La candidature du Maroc se veut un moyen de promouvoir la compétence et la maîtrise des dossiers, deux critères incarnés par Latifa Akharbach. Son CV et son expérience parlent pour elle. Figure importante de la diplomatie marocaine, cette ancienne journaliste a notamment occupé le poste de ministre déléguée aux Affaires étrangères et celui de présidente de la Haute autorité de la communication audiovisuelle (HACA). Son parcours, jalonné de missions diplomatiques, notamment en tant qu’ambassadrice du Maroc en Tunisie et en Bulgarie, ainsi que ses nombreuses responsabilités, font d’elle une candidate de premier plan. Pragmatique et fine négociatrice, elle sait rassembler, notamment autour de dossiers complexes. Son mandat à la tête de la HACA (depuis 2018) est un succès reconnu, faisant d’elle un profil idéal pour une organisation en quête de gestionnaires expérimentés.

L’Algérie, de son côté, tente d’imposer sa candidate, une personnalité relativement méconnue. En poste depuis août 2024 comme ambassadrice de l’Algérie en Éthiopie, Selma Malika Haddadi a auparavant occupé des rôles diplomatiques de second plan, et ponctuellement au Soudan, au Kenya et aux Nations unies, ainsi qu’au sein de l’Union africaine et de la Commission économique pour l’Afrique (CEA). Cependant, elle ne possède aucune expérience managériale et n’a jamais dirigé de structures administratives, même d’importance mineure. Son manque de qualifications pour un poste qui exige une gestion rigoureuse de dossiers d’envergure pose un sérieux problème. Sa proximité déclarée avec le président algérien Abdelmadjid Tebboune et le ministre des Affaires étrangères Ahmed Attaf ne semble pas suffire à convaincre.

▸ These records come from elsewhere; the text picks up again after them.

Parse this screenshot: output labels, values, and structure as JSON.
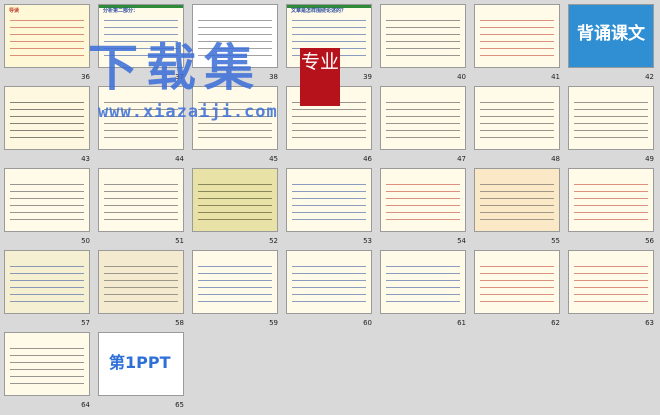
{
  "watermark": {
    "main": "下载集",
    "seal": "专业",
    "url": "www.xiazaiji.com"
  },
  "slides": [
    {
      "num": "36",
      "bg": "#fff8d6",
      "lc": "#c0392b",
      "title": "导读",
      "bar": ""
    },
    {
      "num": "37",
      "bg": "#fffbe8",
      "lc": "#2e4f9e",
      "title": "分析第二部分：",
      "bar": "#2e8b3a"
    },
    {
      "num": "38",
      "bg": "#ffffff",
      "lc": "#555",
      "title": "",
      "bar": ""
    },
    {
      "num": "39",
      "bg": "#fffbe8",
      "lc": "#2e4f9e",
      "title": "文章是怎样围绕论述的？",
      "bar": "#2e8b3a"
    },
    {
      "num": "40",
      "bg": "#fffbe8",
      "lc": "#444",
      "title": "",
      "bar": ""
    },
    {
      "num": "41",
      "bg": "#fffbe8",
      "lc": "#c0392b",
      "title": "",
      "bar": ""
    },
    {
      "num": "42",
      "bg": "#2f8fd2",
      "lc": "#ffffff",
      "title": "",
      "bar": "",
      "big": "背诵课文"
    },
    {
      "num": "43",
      "bg": "#fff8e0",
      "lc": "#222",
      "title": "",
      "bar": ""
    },
    {
      "num": "44",
      "bg": "#fffbe8",
      "lc": "#444",
      "title": "",
      "bar": ""
    },
    {
      "num": "45",
      "bg": "#fffbe8",
      "lc": "#444",
      "title": "",
      "bar": ""
    },
    {
      "num": "46",
      "bg": "#fffbe8",
      "lc": "#444",
      "title": "",
      "bar": ""
    },
    {
      "num": "47",
      "bg": "#fffbe8",
      "lc": "#444",
      "title": "",
      "bar": ""
    },
    {
      "num": "48",
      "bg": "#fffbe8",
      "lc": "#444",
      "title": "",
      "bar": ""
    },
    {
      "num": "49",
      "bg": "#fffbe8",
      "lc": "#444",
      "title": "",
      "bar": ""
    },
    {
      "num": "50",
      "bg": "#fffbe8",
      "lc": "#444",
      "title": "",
      "bar": ""
    },
    {
      "num": "51",
      "bg": "#fffbe8",
      "lc": "#444",
      "title": "",
      "bar": ""
    },
    {
      "num": "52",
      "bg": "#e9e2a6",
      "lc": "#3b3b1d",
      "title": "",
      "bar": ""
    },
    {
      "num": "53",
      "bg": "#fffbe8",
      "lc": "#2e4f9e",
      "title": "",
      "bar": ""
    },
    {
      "num": "54",
      "bg": "#fffbe8",
      "lc": "#c0392b",
      "title": "",
      "bar": ""
    },
    {
      "num": "55",
      "bg": "#fbe8c6",
      "lc": "#555",
      "title": "",
      "bar": ""
    },
    {
      "num": "56",
      "bg": "#fffbe8",
      "lc": "#c0392b",
      "title": "",
      "bar": ""
    },
    {
      "num": "57",
      "bg": "#f6f0d2",
      "lc": "#2e4f9e",
      "title": "",
      "bar": ""
    },
    {
      "num": "58",
      "bg": "#f3ead0",
      "lc": "#555",
      "title": "",
      "bar": ""
    },
    {
      "num": "59",
      "bg": "#fffbe8",
      "lc": "#2e4f9e",
      "title": "",
      "bar": ""
    },
    {
      "num": "60",
      "bg": "#fffbe8",
      "lc": "#2e4f9e",
      "title": "",
      "bar": ""
    },
    {
      "num": "61",
      "bg": "#fffbe8",
      "lc": "#2e4f9e",
      "title": "",
      "bar": ""
    },
    {
      "num": "62",
      "bg": "#fffbe8",
      "lc": "#c0392b",
      "title": "",
      "bar": ""
    },
    {
      "num": "63",
      "bg": "#fffbe8",
      "lc": "#c0392b",
      "title": "",
      "bar": ""
    },
    {
      "num": "64",
      "bg": "#fffbe8",
      "lc": "#444",
      "title": "",
      "bar": ""
    },
    {
      "num": "65",
      "bg": "#ffffff",
      "lc": "#2e6fd8",
      "title": "",
      "bar": "",
      "logo": "第1PPT"
    }
  ]
}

Même le régime algérien paraît hésitant dans son propre choix: après avoir déposé la candidature de Selma Malika Haddadi le 31 juillet 2024, Alger a brièvement présenté un second profil, Salah Francis El Hamdi… avant de retirer sa candidature, un cafouillage qui illustre une nouvelle fois l’improvisation et l’amateurisme dont fait preuve la diplomatie algérienne.

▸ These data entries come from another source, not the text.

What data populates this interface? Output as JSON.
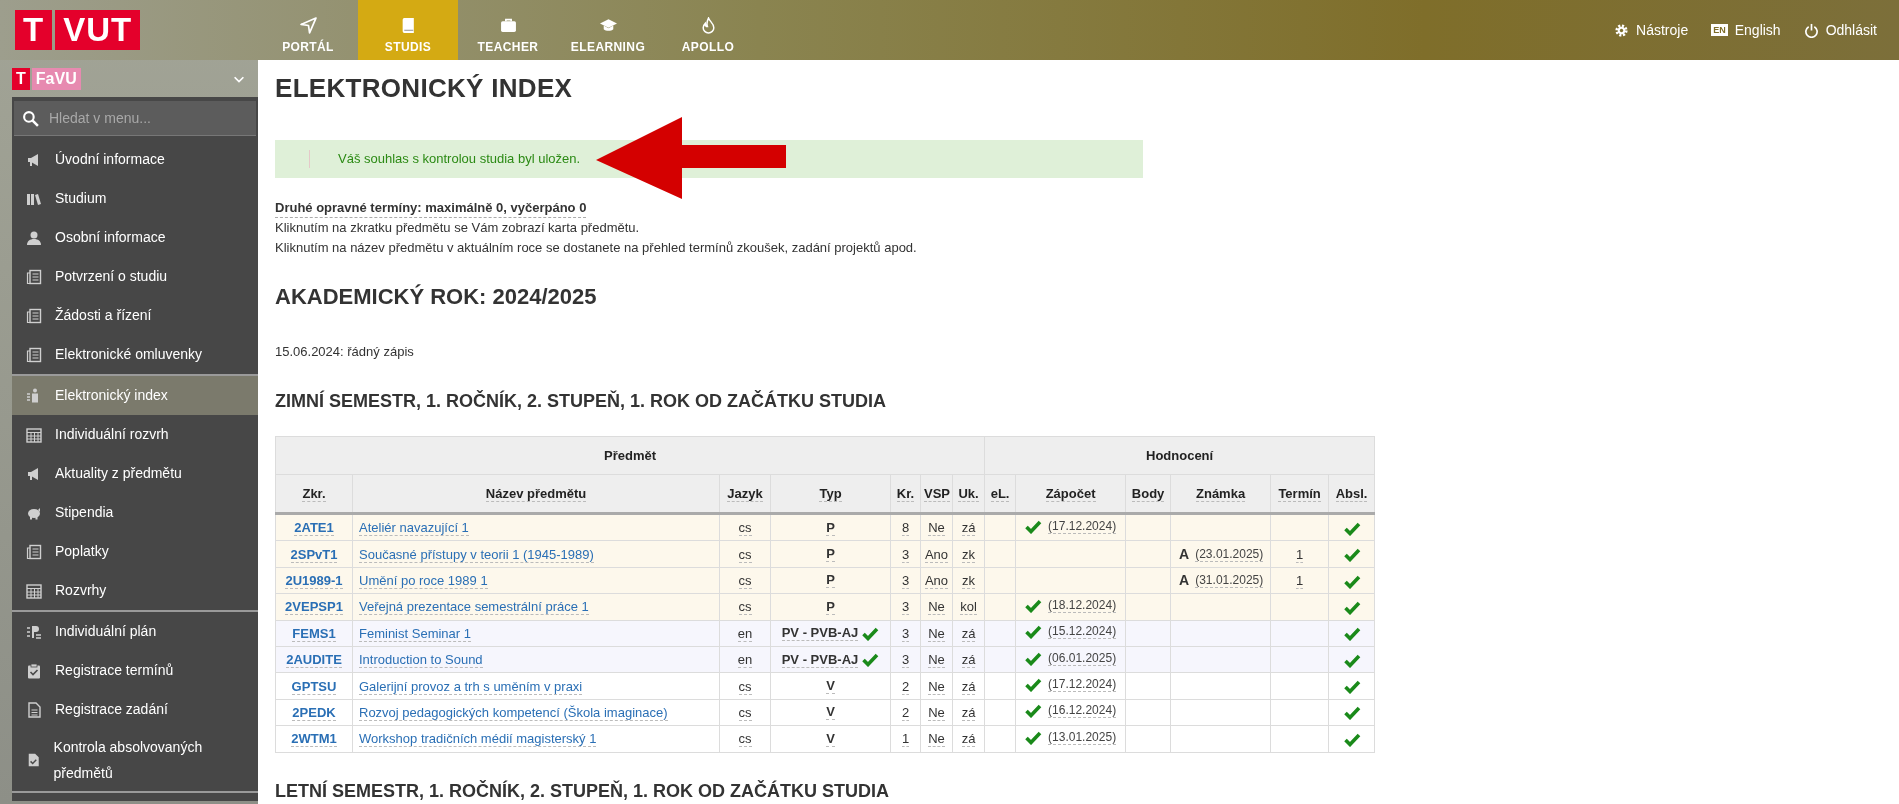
{
  "logo": {
    "mark": "T",
    "text": "VUT"
  },
  "nav": [
    {
      "label": "PORTÁL",
      "selected": false
    },
    {
      "label": "STUDIS",
      "selected": true
    },
    {
      "label": "TEACHER",
      "selected": false
    },
    {
      "label": "ELEARNING",
      "selected": false
    },
    {
      "label": "APOLLO",
      "selected": false
    }
  ],
  "top_links": [
    {
      "label": "Nástroje"
    },
    {
      "label": "English",
      "badge": "EN"
    },
    {
      "label": "Odhlásit"
    }
  ],
  "sidebar": {
    "faculty": {
      "mark": "T",
      "text": "FaVU"
    },
    "search": {
      "placeholder": "Hledat v menu..."
    },
    "sections": [
      [
        {
          "label": "Úvodní informace",
          "selected": false
        },
        {
          "label": "Studium",
          "selected": false
        },
        {
          "label": "Osobní informace",
          "selected": false
        },
        {
          "label": "Potvrzení o studiu",
          "selected": false
        },
        {
          "label": "Žádosti a řízení",
          "selected": false
        },
        {
          "label": "Elektronické omluvenky",
          "selected": false
        }
      ],
      [
        {
          "label": "Elektronický index",
          "selected": true
        },
        {
          "label": "Individuální rozvrh",
          "selected": false
        },
        {
          "label": "Aktuality z předmětu",
          "selected": false
        },
        {
          "label": "Stipendia",
          "selected": false
        },
        {
          "label": "Poplatky",
          "selected": false
        },
        {
          "label": "Rozvrhy",
          "selected": false
        }
      ],
      [
        {
          "label": "Individuální plán",
          "selected": false
        },
        {
          "label": "Registrace termínů",
          "selected": false
        },
        {
          "label": "Registrace zadání",
          "selected": false
        },
        {
          "label": "Kontrola absolvovaných předmětů",
          "selected": false
        }
      ]
    ]
  },
  "page": {
    "title": "ELEKTRONICKÝ INDEX",
    "message": {
      "kind": "success",
      "text": "Váš souhlas s kontrolou studia byl uložen."
    },
    "annotation": {
      "kind": "arrow"
    },
    "info_bold": "Druhé opravné termíny: maximálně 0, vyčerpáno 0",
    "info_lines": [
      "Kliknutím na zkratku předmětu se Vám zobrazí karta předmětu.",
      "Kliknutím na název předmětu v aktuálním roce se dostanete na přehled termínů zkoušek, zadání projektů apod."
    ],
    "year_heading": "AKADEMICKÝ ROK: 2024/2025",
    "enrollment": "15.06.2024: řádný zápis",
    "semester_heading": "ZIMNÍ SEMESTR, 1. ROČNÍK, 2. STUPEŇ, 1. ROK OD ZAČÁTKU STUDIA",
    "table": {
      "groups": [
        "Předmět",
        "Hodnocení"
      ],
      "columns": [
        "Zkr.",
        "Název předmětu",
        "Jazyk",
        "Typ",
        "Kr.",
        "VSP",
        "Uk.",
        "eL.",
        "Zápočet",
        "Body",
        "Známka",
        "Termín",
        "Absl."
      ],
      "rows": [
        {
          "code": "2ATE1",
          "name": "Ateliér navazující 1",
          "lang": "cs",
          "type": "P",
          "type_checked": false,
          "credits": "8",
          "vsp": "Ne",
          "completion": "zá",
          "credit_passed": true,
          "credit_date": "(17.12.2024)",
          "absolved": true,
          "color": "#fdf8ec"
        },
        {
          "code": "2SPvT1",
          "name": "Současné přístupy v teorii 1 (1945-1989)",
          "lang": "cs",
          "type": "P",
          "type_checked": false,
          "credits": "3",
          "vsp": "Ano",
          "completion": "zk",
          "credit_passed": false,
          "grade": "A",
          "grade_date": "(23.01.2025)",
          "attempt": "1",
          "absolved": true,
          "color": "#fdf8ec"
        },
        {
          "code": "2U1989-1",
          "name": "Umění po roce 1989 1",
          "lang": "cs",
          "type": "P",
          "type_checked": false,
          "credits": "3",
          "vsp": "Ano",
          "completion": "zk",
          "credit_passed": false,
          "grade": "A",
          "grade_date": "(31.01.2025)",
          "attempt": "1",
          "absolved": true,
          "color": "#fdf8ec"
        },
        {
          "code": "2VEPSP1",
          "name": "Veřejná prezentace semestrální práce 1",
          "lang": "cs",
          "type": "P",
          "type_checked": false,
          "credits": "3",
          "vsp": "Ne",
          "completion": "kol",
          "credit_passed": true,
          "credit_date": "(18.12.2024)",
          "absolved": true,
          "color": "#fdf8ec"
        },
        {
          "code": "FEMS1",
          "name": "Feminist Seminar 1",
          "lang": "en",
          "type": "PV - PVB-AJ",
          "type_checked": true,
          "credits": "3",
          "vsp": "Ne",
          "completion": "zá",
          "credit_passed": true,
          "credit_date": "(15.12.2024)",
          "absolved": true,
          "color": "#f6f6fd"
        },
        {
          "code": "2AUDITE",
          "name": "Introduction to Sound",
          "lang": "en",
          "type": "PV - PVB-AJ",
          "type_checked": true,
          "credits": "3",
          "vsp": "Ne",
          "completion": "zá",
          "credit_passed": true,
          "credit_date": "(06.01.2025)",
          "absolved": true,
          "color": "#f6f6fd"
        },
        {
          "code": "GPTSU",
          "name": "Galerijní provoz a trh s uměním v praxi",
          "lang": "cs",
          "type": "V",
          "type_checked": false,
          "credits": "2",
          "vsp": "Ne",
          "completion": "zá",
          "credit_passed": true,
          "credit_date": "(17.12.2024)",
          "absolved": true,
          "color": "#ffffff"
        },
        {
          "code": "2PEDK",
          "name": "Rozvoj pedagogických kompetencí (Škola imaginace)",
          "lang": "cs",
          "type": "V",
          "type_checked": false,
          "credits": "2",
          "vsp": "Ne",
          "completion": "zá",
          "credit_passed": true,
          "credit_date": "(16.12.2024)",
          "absolved": true,
          "color": "#ffffff"
        },
        {
          "code": "2WTM1",
          "name": "Workshop tradičních médií magisterský 1",
          "lang": "cs",
          "type": "V",
          "type_checked": false,
          "credits": "1",
          "vsp": "Ne",
          "completion": "zá",
          "credit_passed": true,
          "credit_date": "(13.01.2025)",
          "absolved": true,
          "color": "#ffffff"
        }
      ]
    },
    "next_semester_heading": "LETNÍ SEMESTR, 1. ROČNÍK, 2. STUPEŇ, 1. ROK OD ZAČÁTKU STUDIA"
  }
}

Une intense campagne diplomatique

Malgré ces faiblesses, le régime d’Alger mène une intense campagne pour soutenir sa candidate. Abdelmadjid Tebboune prévoit de se rendre à l’Assemblée de l’Union africaine, tandis que son ministre des Affaires étrangères a fait le déplacement dans plusieurs capitales africaines en quête de soutiens.

L’agence de presse officielle algérienne APS a documenté les pérégrinations du chef de la diplomatie algérienne depuis la première semaine de janvier: le 5 janvier, il a atterri à Bangui, en République centrafricaine, où il a été reçu par le président Faustin-Archange Touadéra. Il s’est ensuite déplacé au Cameroun, où il s’est entretenu avec le secrétaire général de la présidence, Ferdinand Ngoh Ngoh. Puis c’est le président congolais, Denis Sassou-Nguesso, qui a reçu le ministre algérien, le 7 janvier. Ce dernier s’est rendu ensuite Cotonou, le 9 janvier, pour demander le soutien du Bénin à son homologue Olushegun Bakari.

Ahmed Attaf n’est pas le seul ministre à avoir été mis à contribution pour plaider la candidature algérienne. Nombre d’autres ministres, notamment ceux de l’Enseignement et de la Santé, ont temporairement mis de côté leurs responsabilités nationales pour participer à cette campagne africaine. Le dernier émissaire du régime à s’être rendu dans une capitale africaine est Mohamed Meziane, ministre de la Communication, qui a remis à Accra, le 7 février, une lettre d’Abdelmadjid Tebboune au président ghanéen John Dramani Mahama. Aux bruits des réacteurs d’avion et au tapage des médias du régime d’Alger, le Maroc a opposé sa discrétion habituelle, souvent couronnée de succès.

Le CPS, un enjeu stratégique

Par ailleurs, l’Algérie livre une autre bataille contre le Maroc: celle de la représentation au Conseil de paix et sécurité (CPS), instance décisionnaire de l’UA où la présence est un enjeu stratégique. Dans ce conseil constitué de 15 États membres bénéficiant de droits de vote égaux, le Maroc vise sa propre réélection pour un nouveau mandat de trois ans, alors qu’Alger ambitionne de reprendre pied dans cette instance qu’il avait longtemps dominée, entre 2003 et 2021.

Le verdict est attendu demain, mercredi 12 février, lors de la tenue du Conseil exécutif de l’UA, composé des ministres des Affaires étrangères. Et selon une source bien informée, les chances du Maroc restent intactes, tandis que l’Algérie espère redorer un blason bien terni.